Dopo il Gambia, anche in Afghanistan nuovo allarme per l’incolumità delle donne

Dopo il Gambia, anche in Afghanistan nuovo allarme per l’incolumità delle donne

Kabul, 28 marzo 2024. Dopo il preoccupante risvolto del Gambia, dove la settimana scorsa l’Assemblea Nazionale e il Parlamento hanno votato quasi all’unanimità la reintroduzione delle mutilazioni genitali femminili, pratica abolita nel 2015, è notizia di ieri la dichiarazione del mullah dell’Afghanistan Hibatullah Akhundzada, il quale avrebbe affermato che le donne accusate di adulterio verranno “lapidate in pubblica piazza”.

Quasi come una sfida dichiarata al mondo occidentale, il leader religioso afghano ci ha tenuto a sottolineare che questa sarà una dimostrazione di come l’Afghanistan farà rispettare la propria interpretazione della legge della Sharia, che già si sta traducendo nell’ulteriore inasprirsi della condizione delle donne afghane

Sì, perché per un assioma tutt’altro che incomprensibile, la lotta del mondo islamico estremista contro l’occidente, più che volentieri passa attraverso le donne.
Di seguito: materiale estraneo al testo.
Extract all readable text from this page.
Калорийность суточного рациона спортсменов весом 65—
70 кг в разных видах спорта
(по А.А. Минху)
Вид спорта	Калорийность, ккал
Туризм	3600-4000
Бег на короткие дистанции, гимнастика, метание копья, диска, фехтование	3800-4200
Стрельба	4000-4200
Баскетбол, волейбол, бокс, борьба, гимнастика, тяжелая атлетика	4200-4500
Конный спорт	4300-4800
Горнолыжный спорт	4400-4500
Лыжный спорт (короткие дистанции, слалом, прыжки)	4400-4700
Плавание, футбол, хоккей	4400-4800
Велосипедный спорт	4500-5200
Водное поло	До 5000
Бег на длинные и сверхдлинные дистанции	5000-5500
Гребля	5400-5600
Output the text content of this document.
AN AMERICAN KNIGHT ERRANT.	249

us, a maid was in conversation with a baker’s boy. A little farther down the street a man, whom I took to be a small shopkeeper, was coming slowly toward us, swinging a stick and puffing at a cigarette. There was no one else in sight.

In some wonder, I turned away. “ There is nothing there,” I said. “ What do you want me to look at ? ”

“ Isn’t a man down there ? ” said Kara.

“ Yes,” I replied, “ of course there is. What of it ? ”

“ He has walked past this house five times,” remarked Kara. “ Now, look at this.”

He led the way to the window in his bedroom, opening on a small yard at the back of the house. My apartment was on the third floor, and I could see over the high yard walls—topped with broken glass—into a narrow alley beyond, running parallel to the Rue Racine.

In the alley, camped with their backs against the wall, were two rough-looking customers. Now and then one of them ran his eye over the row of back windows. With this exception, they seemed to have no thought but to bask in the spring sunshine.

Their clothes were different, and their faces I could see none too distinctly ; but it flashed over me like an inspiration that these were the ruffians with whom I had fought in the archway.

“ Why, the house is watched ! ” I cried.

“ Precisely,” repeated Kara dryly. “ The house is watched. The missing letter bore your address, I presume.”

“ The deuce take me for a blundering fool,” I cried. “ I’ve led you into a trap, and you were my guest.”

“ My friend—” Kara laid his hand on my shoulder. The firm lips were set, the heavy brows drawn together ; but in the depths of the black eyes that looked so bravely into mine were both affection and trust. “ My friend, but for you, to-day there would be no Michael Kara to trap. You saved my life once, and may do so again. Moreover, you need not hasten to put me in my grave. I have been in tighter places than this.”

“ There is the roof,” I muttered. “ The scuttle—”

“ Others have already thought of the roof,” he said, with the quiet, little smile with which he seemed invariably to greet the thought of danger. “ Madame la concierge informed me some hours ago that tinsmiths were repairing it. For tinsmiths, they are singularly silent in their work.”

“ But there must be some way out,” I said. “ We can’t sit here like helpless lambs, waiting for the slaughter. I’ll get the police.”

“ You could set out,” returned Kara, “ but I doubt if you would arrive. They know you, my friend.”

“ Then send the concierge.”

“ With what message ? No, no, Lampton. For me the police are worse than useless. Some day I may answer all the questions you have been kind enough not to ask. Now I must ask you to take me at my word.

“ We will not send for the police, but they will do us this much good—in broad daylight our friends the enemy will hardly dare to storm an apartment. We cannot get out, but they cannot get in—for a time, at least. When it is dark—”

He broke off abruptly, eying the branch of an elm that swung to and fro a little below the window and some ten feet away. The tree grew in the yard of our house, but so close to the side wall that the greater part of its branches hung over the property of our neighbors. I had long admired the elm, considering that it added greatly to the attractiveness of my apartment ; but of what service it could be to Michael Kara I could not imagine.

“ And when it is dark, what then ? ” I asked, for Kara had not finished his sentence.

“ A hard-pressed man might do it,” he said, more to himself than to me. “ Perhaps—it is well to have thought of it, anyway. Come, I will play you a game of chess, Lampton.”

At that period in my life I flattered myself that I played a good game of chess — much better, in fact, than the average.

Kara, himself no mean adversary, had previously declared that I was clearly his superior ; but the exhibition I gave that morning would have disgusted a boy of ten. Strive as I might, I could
Per questi gruppi, emancipazione femminile, infatti, sembra fare rima con occidente.

L’anti-emancipazione femminile vuol dire invece che dal 2021, anno in cui gli USA si sono ritirati dal paese e i Talebani hanno nuovamente messo sotto scacco la popolazione, l’istruzione femminile è stata bloccata.

Perché una donna istruita, a quanto ci pare di capire, è contro ai più ferrei principi islamici

In questi ultimi vent’anni, la comunità internazionale si era impegnata a fondo per garantire e tutelare i diritti delle donne afghane, grazie soprattutto all’impegno del sottosegretario degli Affari Esteri italiano De Mistura, il quale si batté perché specifici riferimenti ai diritti delle donne afghane fossero inglobati nel programma del Mutual Accountability Framework, accordo bilaterale firmato a Tokio dalla comunità internazionale e dal governo della Repubblica Islamica dell’Afghanistan nel 2012.

Tra i vari punti, l’impegno da ambo le parti di migliore la condizione delle donne, soprattutto dal punto di vista normativo e del riconoscimento dell’uguaglianza di genere, che avrebbe dovuto essere contemplato nella nuova Costituzione afghana

A siglare il tutto, la sottoscrizione da parte del governo afghano della CEDAW, convenzione del 2003 dell’ONU per l’eliminazione di ogni forma di discriminazione contro le donne.

Nel 2014, tuttavia, la comunità internazionale, in via di ritiro dall’Afghanistan, si interrogò a lungo se, nel momento in cui il neo governo afghano avesse spiccato il volo autonomamente, tali impegni sarebbero stati effettivamente mantenuti.

Soprattutto alla luce del fatto che, secondo uno studio condotto dal Global Rights nel 2008, le percentuali relative alla violenza sulle donne erano ancora preoccupanti

Si stimò, infatti che, in particolar modo nelle aree rurali, l’84,9% delle donne aveva subito almeno una violenza, che fosse fisica, sessuale o psicologica. La percentuale tuttavia era sfalsata dal fatto che moltissime violenze non venivano denunciate.

Fu per tale ragione che diversi paesi, tra cui l’Italia, dichiararono la volontà di non abbandonare le donne afghane al proprio infausto destino

Con la caduta di Kabul, riconquistata dai Talebani il 15 agosto del 2021 e la nuova instaurazione dell’Emirato Islamico dell’Afghanistan, la sorte già in bilico delle donne è andata definitivamente alla deriva.

E quanto sta accadendo in questi giorni ne è un esempio lampante.

A ben vedere, però, non ci stupisce più di tanto. Il problema non era infatti se, ma quando sarebbe accaduto, anche sulla base delle statistiche del 2008 di cui si è detto.

Anche i movimenti per i diritti delle donne, tra cui il Women’s Window of Hope, se lo aspettavano

E adesso, il grido silenzioso delle donne afghane è stato raccolto e diffuso tramite la denuncia dall’avvocata Safia Arefi, la quale ha affermato che “con questo annuncio del leader talebano, si apre un nuovo capitolo delle punizioni private e le donne afghane vivranno i peggiori abissi della solitudine”.

Rimaniamo in attesa di comprendere quale sarà la risposta della comunità internazionale e se onorerà analoghi impegni già presi negli anni passati.